FIFA’s Member Associations have today approved a package of landmark reforms that pave the way for significant improvements to the governance of global football, including a clear separation of commercial and political decision-making, greater scrutiny of senior officials, and commitments to promoting women in football and human rights.
The reforms were supported by 179 of the 207 Member Associations present and eligible to vote at the Extraordinary Congress in Zurich. The Congress will also elect a new FIFA President.
The reforms were based on proposals made by the 2016 FIFA Reform Committee and the subsequent recommendations put before the Congress by the Executive Committee in the form of draft FIFA Statutes.

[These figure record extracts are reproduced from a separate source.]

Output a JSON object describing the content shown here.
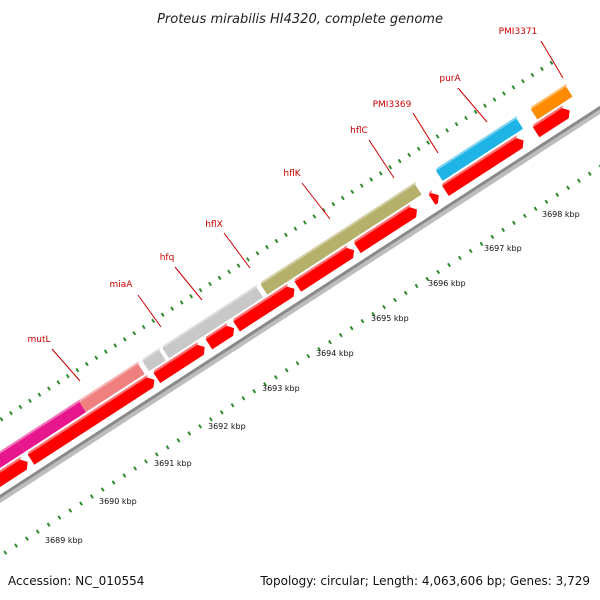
{
  "title": "Proteus mirabilis HI4320, complete genome",
  "footer": {
    "accession": "Accession: NC_010554",
    "summary": "Topology: circular; Length: 4,063,606 bp; Genes: 3,729"
  },
  "colors": {
    "backbone": "#909090",
    "cds_arrow": "#ff0000",
    "tick": "#2e8b2e",
    "label": "#cc0000"
  },
  "genome_map": {
    "scale_labels": [
      "3689 kbp",
      "3690 kbp",
      "3691 kbp",
      "3692 kbp",
      "3693 kbp",
      "3694 kbp",
      "3695 kbp",
      "3696 kbp",
      "3697 kbp",
      "3698 kbp"
    ],
    "genes": [
      {
        "label": "",
        "color": "#6b8e23"
      },
      {
        "label": "mutL",
        "color": "#e8168c"
      },
      {
        "label": "miaA",
        "color": "#f08080"
      },
      {
        "label": "hfq",
        "color": "#c8c8c8"
      },
      {
        "label": "hflX",
        "color": "#c8c8c8"
      },
      {
        "label": "hflK",
        "color": "#b5b06a"
      },
      {
        "label": "hflC",
        "color": "#b5b06a"
      },
      {
        "label": "PMI3369",
        "color": ""
      },
      {
        "label": "purA",
        "color": "#1eb4e6"
      },
      {
        "label": "PMI3371",
        "color": "#ff8c00"
      }
    ]
  }
}
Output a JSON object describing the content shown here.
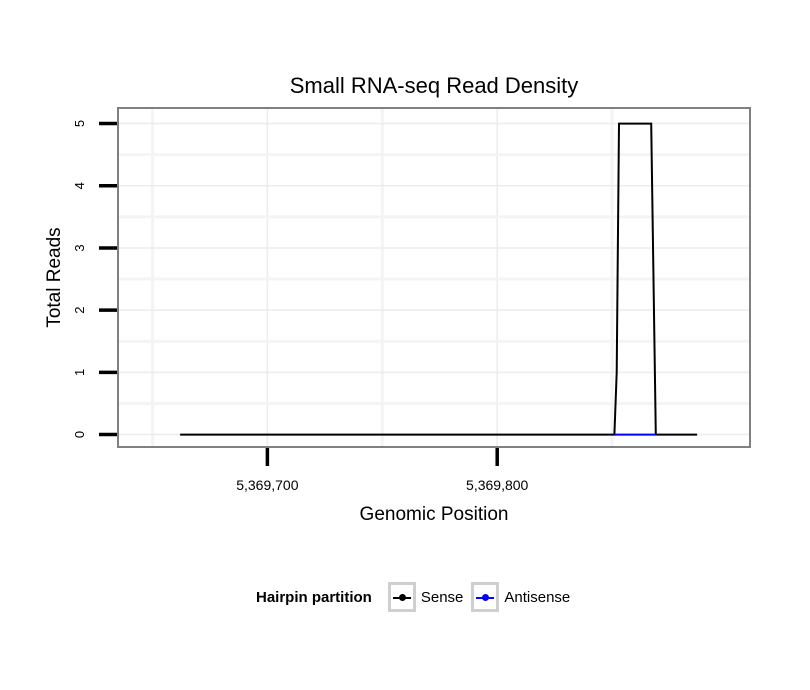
{
  "chart_data": {
    "type": "line",
    "title": "Small RNA-seq Read Density",
    "xlabel": "Genomic Position",
    "ylabel": "Total Reads",
    "xlim": [
      5369635,
      5369910
    ],
    "ylim": [
      -0.2,
      5.25
    ],
    "x_ticks": [
      {
        "value": 5369700,
        "label": "5,369,700"
      },
      {
        "value": 5369800,
        "label": "5,369,800"
      }
    ],
    "x_minor_gridlines": [
      5369650,
      5369750,
      5369850
    ],
    "y_ticks": [
      {
        "value": 0,
        "label": "0"
      },
      {
        "value": 1,
        "label": "1"
      },
      {
        "value": 2,
        "label": "2"
      },
      {
        "value": 3,
        "label": "3"
      },
      {
        "value": 4,
        "label": "4"
      },
      {
        "value": 5,
        "label": "5"
      }
    ],
    "series": [
      {
        "name": "Sense",
        "color": "#000000",
        "points": [
          [
            5369662,
            0
          ],
          [
            5369851,
            0
          ],
          [
            5369852,
            1
          ],
          [
            5369853,
            5
          ],
          [
            5369867,
            5
          ],
          [
            5369869,
            0
          ],
          [
            5369887,
            0
          ]
        ]
      },
      {
        "name": "Antisense",
        "color": "#0000ff",
        "points": [
          [
            5369851,
            0
          ],
          [
            5369869,
            0
          ]
        ]
      }
    ],
    "legend": {
      "title": "Hairpin partition",
      "position": "bottom",
      "entries": [
        {
          "label": "Sense",
          "color": "#000000"
        },
        {
          "label": "Antisense",
          "color": "#0000ff"
        }
      ]
    }
  }
}
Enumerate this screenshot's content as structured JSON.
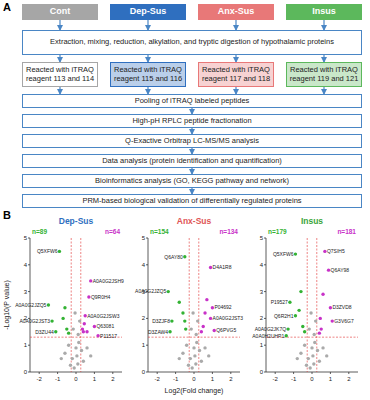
{
  "panel_labels": [
    "A",
    "B"
  ],
  "diagram": {
    "groups": [
      {
        "label": "Cont",
        "reagent": "Reacted with iTRAQ reagent 113 and 114",
        "color": "#a6a6a6"
      },
      {
        "label": "Dep-Sus",
        "reagent": "Reacted with iTRAQ reagent 115 and 116",
        "color": "#2f6fbf"
      },
      {
        "label": "Anx-Sus",
        "reagent": "Reacted with iTRAQ reagent 117 and 118",
        "color": "#e87878"
      },
      {
        "label": "Insus",
        "reagent": "Reacted with iTRAQ reagent 119 and 121",
        "color": "#5cb85c"
      }
    ],
    "steps": [
      "Extraction, mixing, reduction, alkylation, and tryptic digestion of hypothalamic proteins",
      "Pooling of iTRAQ labeled peptides",
      "High-pH RPLC peptide fractionation",
      "Q-Exactive Orbitrap LC-MS/MS analysis",
      "Data analysis (protein identification and quantification)",
      "Bioinformatics analysis (GO, KEGG pathway and network)",
      "PRM-based biological validation of differentially regulated proteins"
    ]
  },
  "chart_data": [
    {
      "type": "scatter",
      "title": "Dep-Sus",
      "y_label": "-Log10(P value)",
      "annotations": [
        {
          "text": "n=89",
          "color": "#33b233"
        },
        {
          "text": "n=64",
          "color": "#c832c8"
        }
      ],
      "xlim": [
        -2.5,
        2.5
      ],
      "xticks": [
        -2,
        -1,
        0,
        1,
        2
      ],
      "ylim": [
        0,
        5
      ],
      "yticks": [
        0,
        1,
        2,
        3,
        4,
        5
      ],
      "grid": false,
      "thresholds": {
        "x": [
          -0.26,
          0.26
        ],
        "y": 1.3
      },
      "x": [
        -0.9,
        0.8,
        0.7,
        -1.5,
        -1.3,
        -1.1,
        0.5,
        1.0,
        1.2,
        -0.5,
        -0.7,
        -0.4,
        -0.6,
        0.4,
        0.45,
        0.35,
        0.6,
        -0.2,
        0.1,
        0.3,
        -0.4,
        0.15,
        -0.1,
        0.05,
        -0.3,
        0.4,
        -0.6,
        0.6,
        -0.15,
        0.2,
        0.8,
        -0.8,
        0.0,
        -0.05,
        0.12
      ],
      "values": [
        4.5,
        3.4,
        2.8,
        2.5,
        1.9,
        1.5,
        2.1,
        1.7,
        1.35,
        1.6,
        2.0,
        1.45,
        2.4,
        1.5,
        1.8,
        1.6,
        1.5,
        0.5,
        0.3,
        0.8,
        1.0,
        1.1,
        0.15,
        0.6,
        0.25,
        0.4,
        0.7,
        0.9,
        1.6,
        1.9,
        0.6,
        0.5,
        0.9,
        2.2,
        1.4
      ],
      "colors": [
        "#33b233",
        "#c832c8",
        "#c832c8",
        "#33b233",
        "#33b233",
        "#33b233",
        "#c832c8",
        "#c832c8",
        "#c832c8",
        "#33b233",
        "#33b233",
        "#33b233",
        "#33b233",
        "#c832c8",
        "#c832c8",
        "#c832c8",
        "#c832c8",
        "#aaaaaa",
        "#aaaaaa",
        "#aaaaaa",
        "#aaaaaa",
        "#aaaaaa",
        "#aaaaaa",
        "#aaaaaa",
        "#aaaaaa",
        "#aaaaaa",
        "#aaaaaa",
        "#aaaaaa",
        "#aaaaaa",
        "#aaaaaa",
        "#aaaaaa",
        "#aaaaaa",
        "#aaaaaa",
        "#aaaaaa",
        "#aaaaaa"
      ],
      "point_labels": [
        "Q5XFW6",
        "A0A0G2JSH9",
        "Q9R0H4",
        "A0A0G2JZQ5",
        "A0A0G2JST3",
        "D3ZU44",
        "A0A0G2JSW3",
        "Q63081",
        "P11517",
        null,
        null,
        null,
        null,
        null,
        null,
        null,
        null,
        null,
        null,
        null,
        null,
        null,
        null,
        null,
        null,
        null,
        null,
        null,
        null,
        null,
        null,
        null,
        null,
        null,
        null
      ]
    },
    {
      "type": "scatter",
      "title": "Anx-Sus",
      "x_label": "Log2(Fold change)",
      "annotations": [
        {
          "text": "n=154",
          "color": "#33b233"
        },
        {
          "text": "n=134",
          "color": "#c832c8"
        }
      ],
      "xlim": [
        -2.5,
        2.5
      ],
      "xticks": [
        -2,
        -1,
        0,
        1,
        2
      ],
      "ylim": [
        0,
        5
      ],
      "yticks": [
        0,
        1,
        2,
        3,
        4,
        5
      ],
      "grid": false,
      "thresholds": {
        "x": [
          -0.26,
          0.26
        ],
        "y": 1.3
      },
      "x": [
        -0.5,
        0.9,
        -1.4,
        1.0,
        0.9,
        -1.2,
        -1.3,
        1.1,
        -0.6,
        -0.8,
        -0.45,
        -0.5,
        0.5,
        0.6,
        0.4,
        0.7,
        -0.2,
        0.1,
        0.3,
        -0.4,
        0.15,
        -0.1,
        0.05,
        -0.3,
        0.4,
        -0.6,
        0.6,
        -0.15,
        0.2,
        0.8,
        -0.8,
        0.0,
        -0.05,
        0.12
      ],
      "values": [
        4.3,
        3.9,
        3.0,
        2.4,
        2.0,
        1.9,
        1.5,
        1.55,
        2.2,
        2.6,
        1.6,
        1.9,
        1.7,
        2.2,
        1.5,
        2.7,
        0.5,
        0.3,
        0.8,
        1.0,
        1.1,
        0.15,
        0.6,
        0.25,
        0.4,
        0.7,
        0.9,
        1.6,
        1.9,
        0.6,
        0.5,
        0.9,
        2.2,
        1.4
      ],
      "colors": [
        "#33b233",
        "#c832c8",
        "#33b233",
        "#c832c8",
        "#c832c8",
        "#33b233",
        "#33b233",
        "#c832c8",
        "#33b233",
        "#33b233",
        "#33b233",
        "#33b233",
        "#c832c8",
        "#c832c8",
        "#c832c8",
        "#c832c8",
        "#aaaaaa",
        "#aaaaaa",
        "#aaaaaa",
        "#aaaaaa",
        "#aaaaaa",
        "#aaaaaa",
        "#aaaaaa",
        "#aaaaaa",
        "#aaaaaa",
        "#aaaaaa",
        "#aaaaaa",
        "#aaaaaa",
        "#aaaaaa",
        "#aaaaaa",
        "#aaaaaa",
        "#aaaaaa",
        "#aaaaaa",
        "#aaaaaa"
      ],
      "point_labels": [
        "Q6AY80",
        "D4A1R8",
        "A0A0G2JZQ5",
        "P04692",
        "A0A0G2JST3",
        "D3ZJF8",
        "D3ZAW4",
        "Q6PVG5",
        null,
        null,
        null,
        null,
        null,
        null,
        null,
        null,
        null,
        null,
        null,
        null,
        null,
        null,
        null,
        null,
        null,
        null,
        null,
        null,
        null,
        null,
        null,
        null,
        null,
        null
      ]
    },
    {
      "type": "scatter",
      "title": "Insus",
      "annotations": [
        {
          "text": "n=179",
          "color": "#33b233"
        },
        {
          "text": "n=181",
          "color": "#c832c8"
        }
      ],
      "xlim": [
        -2.5,
        2.5
      ],
      "xticks": [
        -2,
        -1,
        0,
        1,
        2
      ],
      "ylim": [
        0,
        5
      ],
      "yticks": [
        0,
        1,
        2,
        3,
        4,
        5
      ],
      "grid": false,
      "thresholds": {
        "x": [
          -0.26,
          0.26
        ],
        "y": 1.3
      },
      "x": [
        -0.9,
        0.7,
        0.9,
        -1.2,
        -0.9,
        1.0,
        1.1,
        -1.3,
        -1.4,
        -0.5,
        -0.7,
        -0.4,
        -0.6,
        0.5,
        0.45,
        0.6,
        0.4,
        -0.2,
        0.1,
        0.3,
        -0.4,
        0.15,
        -0.1,
        0.05,
        -0.3,
        0.4,
        -0.6,
        0.6,
        -0.15,
        0.2,
        0.8,
        -0.8,
        0.0,
        -0.05,
        0.12
      ],
      "values": [
        4.4,
        4.5,
        3.8,
        2.6,
        2.1,
        2.4,
        1.9,
        1.6,
        1.35,
        1.7,
        2.3,
        1.5,
        3.0,
        1.6,
        2.0,
        2.9,
        1.45,
        0.5,
        0.3,
        0.8,
        1.0,
        1.1,
        0.15,
        0.6,
        0.25,
        0.4,
        0.7,
        0.9,
        1.6,
        1.9,
        0.6,
        0.5,
        0.9,
        2.2,
        1.4
      ],
      "colors": [
        "#33b233",
        "#c832c8",
        "#c832c8",
        "#33b233",
        "#33b233",
        "#c832c8",
        "#c832c8",
        "#33b233",
        "#33b233",
        "#33b233",
        "#33b233",
        "#33b233",
        "#33b233",
        "#c832c8",
        "#c832c8",
        "#c832c8",
        "#c832c8",
        "#aaaaaa",
        "#aaaaaa",
        "#aaaaaa",
        "#aaaaaa",
        "#aaaaaa",
        "#aaaaaa",
        "#aaaaaa",
        "#aaaaaa",
        "#aaaaaa",
        "#aaaaaa",
        "#aaaaaa",
        "#aaaaaa",
        "#aaaaaa",
        "#aaaaaa",
        "#aaaaaa",
        "#aaaaaa",
        "#aaaaaa",
        "#aaaaaa"
      ],
      "point_labels": [
        "Q5XFW6",
        "Q7SIH5",
        "Q6AY98",
        "P19527",
        "Q6R2H1",
        "D3ZVD8",
        "G3V6G7",
        "A0A0G2JK7Q",
        "A0A0H2UHP1",
        null,
        null,
        null,
        null,
        null,
        null,
        null,
        null,
        null,
        null,
        null,
        null,
        null,
        null,
        null,
        null,
        null,
        null,
        null,
        null,
        null,
        null,
        null,
        null,
        null,
        null
      ]
    }
  ]
}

They represent an essential step towards the modernisation of FIFA’s institutional culture in key areas such as the clear separation of political and management functions, term limits, the disclosure of individual compensation, greater recognition and promotion of women in football and a commitment to enshrining human rights in the FIFA Statutes. Furthermore, they include statutory principles of good governance for member associations and confederations, such as compulsory annual independent audit reports as well as independent judicial bodies to ensure a separation of powers on all levels of football structures.
“We stand united in our determination to put things right, so that the focus can return to football once again,” said Acting FIFA President Issa Hayatou. “The hard work of restoring trust and improving how we work begins now.”
“This will create a system of stronger governance and greater diversity that will give football a strong foundation on which to thrive. It will help to restore trust in our organisation. And it will deter future wrongdoing.”
In accordance with art. 29 of the current edition of the FIFA Statutes, the statutory amendments passed today will come into effect for the members 60 days after the close of the Congress.